Dentre os pontos sugeridos nas medidas de garantia da equidade na atenção integral à saúde da população negra em casos de epidemias ou pandemias, surtos provocados por doenças contagiosas ou durante a decretação de Estado de Calamidade Pública estão:

“Para promover a equidade étnico racial, especialmente no que tange a atenção à saúde integral da população negra, o Estado e os Municípios deverão atuar em colaboração com iniciativas da sociedade civil organizada, para adotar um conjunto articulado de ações que visam a promoção da igualdade e o enfrentamento ao racismo institucional”, conta o 2º artigo do texto.

O Projeto de Lei também propunha o “Reconhecimento do racismo estrutural e das desigualdades étnico-raciais como determinantes sociais das condições de saúde da população negra e da importância e necessidade do SUS para a maioria dessa população, nas ações de divulgação científica, orientação e treinamento de profissionais.”

“O agente da saúde vai poder identificar qual paciente sofre mais com a anemia, hipertensão, porque o negro tem uma patologia diferenciada e é justamente esse tratamento mais técnico que esse PL traz. Ele precisa ser colocado em pauta ou vamos continuar perdendo negros e negras devido à deficiência no poder público no que tange a saúde”, explicou Christian.

Parte da proposta apresentada pela deputada Joana Darc (Reprodução/ Afro Origem)

Outra lado

Procurado pela CENARIUM para falar sobre o assunto, o deputado Fausto Jr. informou que mantém o raciocínio expressado durante a sessão do último dia 7 de julho. O parlamentar alegou ser contra qualquer tipo de racismo e ressaltou que cabe aos médicos definir urgência de atendimentos.

“Em relação ao meu voto, mantenho o meu entendimento, quem define a urgência do atendimento é a necessidade médica , o direito à vida está acima de todos os direitos. Sou contra qualquer tipo de racismo. E foi exatamente por essa razão que fui contra o projeto. Por entender que o mesmo poderia estimular esse crime. Agora, em relação ao projeto, ele foi deliberado pela assembleia e a sua desaprovação foi uma decisão colegiada por ampla maioria”, respondeu o deputado.

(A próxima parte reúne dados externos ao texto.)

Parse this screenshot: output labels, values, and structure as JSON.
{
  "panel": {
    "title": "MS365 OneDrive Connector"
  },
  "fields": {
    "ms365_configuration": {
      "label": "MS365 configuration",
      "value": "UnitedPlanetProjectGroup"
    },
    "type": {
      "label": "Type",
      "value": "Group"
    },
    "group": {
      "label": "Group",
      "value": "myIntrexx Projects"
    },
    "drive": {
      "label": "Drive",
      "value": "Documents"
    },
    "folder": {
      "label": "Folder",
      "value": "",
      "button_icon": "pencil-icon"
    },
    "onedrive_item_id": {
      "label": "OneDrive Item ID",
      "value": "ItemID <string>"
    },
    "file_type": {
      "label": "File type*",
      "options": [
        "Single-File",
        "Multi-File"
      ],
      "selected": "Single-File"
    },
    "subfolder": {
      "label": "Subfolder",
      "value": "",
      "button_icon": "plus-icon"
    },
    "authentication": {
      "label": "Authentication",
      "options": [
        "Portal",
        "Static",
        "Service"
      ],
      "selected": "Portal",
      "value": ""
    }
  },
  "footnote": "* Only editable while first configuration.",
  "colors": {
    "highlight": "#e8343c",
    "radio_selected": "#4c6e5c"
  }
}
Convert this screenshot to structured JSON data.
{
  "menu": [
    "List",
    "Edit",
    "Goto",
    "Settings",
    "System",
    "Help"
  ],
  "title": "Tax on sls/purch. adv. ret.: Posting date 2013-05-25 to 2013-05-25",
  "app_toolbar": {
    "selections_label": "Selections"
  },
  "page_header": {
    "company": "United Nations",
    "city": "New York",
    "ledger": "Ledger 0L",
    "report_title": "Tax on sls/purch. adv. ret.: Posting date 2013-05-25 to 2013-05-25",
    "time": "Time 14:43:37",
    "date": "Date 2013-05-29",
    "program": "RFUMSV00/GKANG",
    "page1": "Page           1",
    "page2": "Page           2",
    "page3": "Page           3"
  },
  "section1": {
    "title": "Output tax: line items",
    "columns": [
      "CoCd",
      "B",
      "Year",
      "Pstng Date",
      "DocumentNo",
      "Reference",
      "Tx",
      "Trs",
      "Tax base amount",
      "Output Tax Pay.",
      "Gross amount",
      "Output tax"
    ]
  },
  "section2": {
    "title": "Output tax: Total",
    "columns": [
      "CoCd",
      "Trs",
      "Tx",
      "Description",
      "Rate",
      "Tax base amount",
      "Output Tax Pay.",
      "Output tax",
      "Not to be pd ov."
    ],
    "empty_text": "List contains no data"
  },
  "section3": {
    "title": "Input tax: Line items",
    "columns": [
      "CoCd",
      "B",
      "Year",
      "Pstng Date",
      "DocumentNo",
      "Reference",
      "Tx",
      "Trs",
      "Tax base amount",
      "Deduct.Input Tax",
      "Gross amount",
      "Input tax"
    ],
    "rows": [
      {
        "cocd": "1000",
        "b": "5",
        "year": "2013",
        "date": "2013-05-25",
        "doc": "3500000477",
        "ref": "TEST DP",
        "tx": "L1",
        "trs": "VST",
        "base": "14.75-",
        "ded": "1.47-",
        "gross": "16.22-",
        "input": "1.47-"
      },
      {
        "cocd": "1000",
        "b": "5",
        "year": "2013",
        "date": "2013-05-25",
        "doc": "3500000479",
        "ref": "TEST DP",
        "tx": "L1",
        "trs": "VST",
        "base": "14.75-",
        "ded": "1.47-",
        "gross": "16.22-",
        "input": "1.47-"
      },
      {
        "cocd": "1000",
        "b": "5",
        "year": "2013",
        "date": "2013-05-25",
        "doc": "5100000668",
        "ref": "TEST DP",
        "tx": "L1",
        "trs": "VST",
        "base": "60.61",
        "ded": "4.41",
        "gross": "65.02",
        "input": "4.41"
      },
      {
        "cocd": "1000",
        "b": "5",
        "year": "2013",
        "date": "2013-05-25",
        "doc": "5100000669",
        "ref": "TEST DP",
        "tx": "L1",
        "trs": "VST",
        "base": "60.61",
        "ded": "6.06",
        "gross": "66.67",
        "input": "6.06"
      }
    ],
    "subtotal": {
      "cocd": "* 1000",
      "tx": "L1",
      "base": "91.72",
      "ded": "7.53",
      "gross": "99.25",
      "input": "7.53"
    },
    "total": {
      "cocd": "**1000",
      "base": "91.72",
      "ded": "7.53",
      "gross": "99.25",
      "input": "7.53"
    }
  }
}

Fausto frisou, ainda, que nenhum integrante do movimento o procurou e não tem notícias de que outros parlamentares tenham sido procurados para um diálogo para um entendimento. ” Acredito que o melhor caminho pra buscar o entendimento, seria o diálogo com o parlamento e nenhum representante desse movimento procurou a grande maioria dos parlamentares, eu não fui procurado. Agora buscar intimidações , usando órgãos de controle, de forma política, é um caminho de quem quer fugir do debate e procura ganhar as coisas no grito. O que não levará nada a lugar algum”, concluiu.